The rusty-crowned tit-spinetail is found only in the Andes of western Peru. Subspecies L. p. cajabambae is the northernmost; it occurs between the departments of Cajamarca and Junín. The nominate subspecies occurs in the valleys of the Chillón and Rímac rivers in the Department of Lima. L. p. latistriata occurs in the south-central departments of Huancavelica, Ayacucho, and Arequipa. The species inhabits arid montane scrub and relict woodlands, especially those dominated by Polylepis. In elevation it mostly occurs between 2900 and 4200 m but locally is found as low as 2000 m.

==Behavior==
===Movement===

The rusty-crowned tit-spinetail is a year-round resident throughout its range.

===Feeding===

The rusty-crowned tit-spinetail feeds on arthropods but its diet is not known in detail.
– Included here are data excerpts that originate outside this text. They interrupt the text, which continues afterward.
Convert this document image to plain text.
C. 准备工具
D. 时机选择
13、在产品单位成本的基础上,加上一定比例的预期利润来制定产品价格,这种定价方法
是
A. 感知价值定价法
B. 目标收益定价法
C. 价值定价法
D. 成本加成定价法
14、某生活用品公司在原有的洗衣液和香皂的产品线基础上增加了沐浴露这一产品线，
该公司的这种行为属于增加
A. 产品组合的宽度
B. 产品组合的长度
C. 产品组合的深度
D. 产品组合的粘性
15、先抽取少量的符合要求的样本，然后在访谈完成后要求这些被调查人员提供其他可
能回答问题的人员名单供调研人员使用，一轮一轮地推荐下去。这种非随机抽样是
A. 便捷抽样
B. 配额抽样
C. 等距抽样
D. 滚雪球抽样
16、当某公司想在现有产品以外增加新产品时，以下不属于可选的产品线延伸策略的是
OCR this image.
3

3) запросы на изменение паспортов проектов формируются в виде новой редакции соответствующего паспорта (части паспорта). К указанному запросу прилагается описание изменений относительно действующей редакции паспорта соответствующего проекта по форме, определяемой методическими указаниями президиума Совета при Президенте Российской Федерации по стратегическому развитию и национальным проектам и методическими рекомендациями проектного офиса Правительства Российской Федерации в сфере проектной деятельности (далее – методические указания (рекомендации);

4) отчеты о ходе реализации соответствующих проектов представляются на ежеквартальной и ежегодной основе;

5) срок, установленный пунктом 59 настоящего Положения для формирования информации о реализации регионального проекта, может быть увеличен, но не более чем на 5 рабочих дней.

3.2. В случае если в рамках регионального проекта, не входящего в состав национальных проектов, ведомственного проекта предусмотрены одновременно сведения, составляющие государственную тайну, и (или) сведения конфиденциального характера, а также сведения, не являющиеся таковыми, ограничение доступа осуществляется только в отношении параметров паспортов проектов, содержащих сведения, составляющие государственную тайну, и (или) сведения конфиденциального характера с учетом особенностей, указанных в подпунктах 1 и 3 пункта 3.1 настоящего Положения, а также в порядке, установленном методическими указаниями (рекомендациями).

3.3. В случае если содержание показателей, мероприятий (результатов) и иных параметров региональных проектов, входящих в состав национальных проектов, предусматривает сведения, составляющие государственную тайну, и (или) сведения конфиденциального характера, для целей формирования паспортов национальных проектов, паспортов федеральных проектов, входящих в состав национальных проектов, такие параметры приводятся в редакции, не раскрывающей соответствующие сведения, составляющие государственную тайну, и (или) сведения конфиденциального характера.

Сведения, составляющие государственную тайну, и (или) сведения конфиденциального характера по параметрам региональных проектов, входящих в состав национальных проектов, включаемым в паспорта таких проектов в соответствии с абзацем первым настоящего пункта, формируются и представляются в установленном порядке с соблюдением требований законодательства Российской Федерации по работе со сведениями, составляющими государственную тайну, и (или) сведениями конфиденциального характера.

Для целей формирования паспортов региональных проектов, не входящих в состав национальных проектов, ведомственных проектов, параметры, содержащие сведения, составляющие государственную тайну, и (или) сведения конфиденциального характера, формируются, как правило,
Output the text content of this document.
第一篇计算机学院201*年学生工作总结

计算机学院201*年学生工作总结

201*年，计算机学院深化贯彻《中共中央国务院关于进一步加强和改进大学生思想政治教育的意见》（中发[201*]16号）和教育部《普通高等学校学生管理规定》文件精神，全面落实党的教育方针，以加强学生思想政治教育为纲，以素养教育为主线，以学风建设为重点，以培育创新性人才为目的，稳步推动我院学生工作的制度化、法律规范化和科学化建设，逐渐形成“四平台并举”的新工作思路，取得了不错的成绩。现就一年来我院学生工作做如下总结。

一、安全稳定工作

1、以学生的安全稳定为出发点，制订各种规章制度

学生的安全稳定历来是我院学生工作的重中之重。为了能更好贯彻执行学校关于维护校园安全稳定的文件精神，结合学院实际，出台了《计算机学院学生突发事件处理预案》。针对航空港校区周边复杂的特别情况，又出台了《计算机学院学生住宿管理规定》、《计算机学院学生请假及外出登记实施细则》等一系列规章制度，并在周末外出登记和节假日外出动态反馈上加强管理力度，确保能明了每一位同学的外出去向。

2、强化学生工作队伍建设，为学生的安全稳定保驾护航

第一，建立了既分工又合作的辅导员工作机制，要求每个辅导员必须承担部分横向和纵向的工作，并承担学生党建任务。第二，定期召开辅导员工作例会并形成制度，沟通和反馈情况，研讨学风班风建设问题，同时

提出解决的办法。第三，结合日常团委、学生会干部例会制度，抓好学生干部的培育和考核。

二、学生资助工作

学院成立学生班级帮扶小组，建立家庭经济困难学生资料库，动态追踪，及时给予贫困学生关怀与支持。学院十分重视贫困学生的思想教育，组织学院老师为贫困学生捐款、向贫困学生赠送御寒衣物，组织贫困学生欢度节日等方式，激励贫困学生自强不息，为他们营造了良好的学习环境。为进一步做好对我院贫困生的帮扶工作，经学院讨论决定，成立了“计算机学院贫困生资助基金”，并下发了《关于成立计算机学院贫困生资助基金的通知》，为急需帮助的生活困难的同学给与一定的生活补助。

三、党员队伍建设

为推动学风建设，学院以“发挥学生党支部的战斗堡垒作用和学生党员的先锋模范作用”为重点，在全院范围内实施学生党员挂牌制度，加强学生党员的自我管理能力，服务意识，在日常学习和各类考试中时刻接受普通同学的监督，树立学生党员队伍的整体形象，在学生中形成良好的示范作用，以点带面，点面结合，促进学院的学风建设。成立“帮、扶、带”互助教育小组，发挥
It regularly joins mixed-species foraging flocks. It captures prey by gleaning from foliage and twigs and by probing and picking at bark, mostly in upper and outer branches.

===Breeding===

Nothing is known about the rusty-crowned tit-spinetail's breeding biology.

===Vocalization===

The rusty-crowned tit-spinetail's song is "a c. 2 s long trill, slightly increasing in amplitude and speed, repeated at 3-6 s intervals". Its calls are "a simple tsak", "a staccato rick teek teek...", and "a sharp, high tchit".

==Status==

The IUCN has assessed the rusty-crowned tit-spinetail as being of Least Concern. It has a large range, and though its population size is not known it is believed to be stable. No immediate threats have been identified. It is considered fairly common and "probably is little affected by human activity, other than the local effects of habitat loss".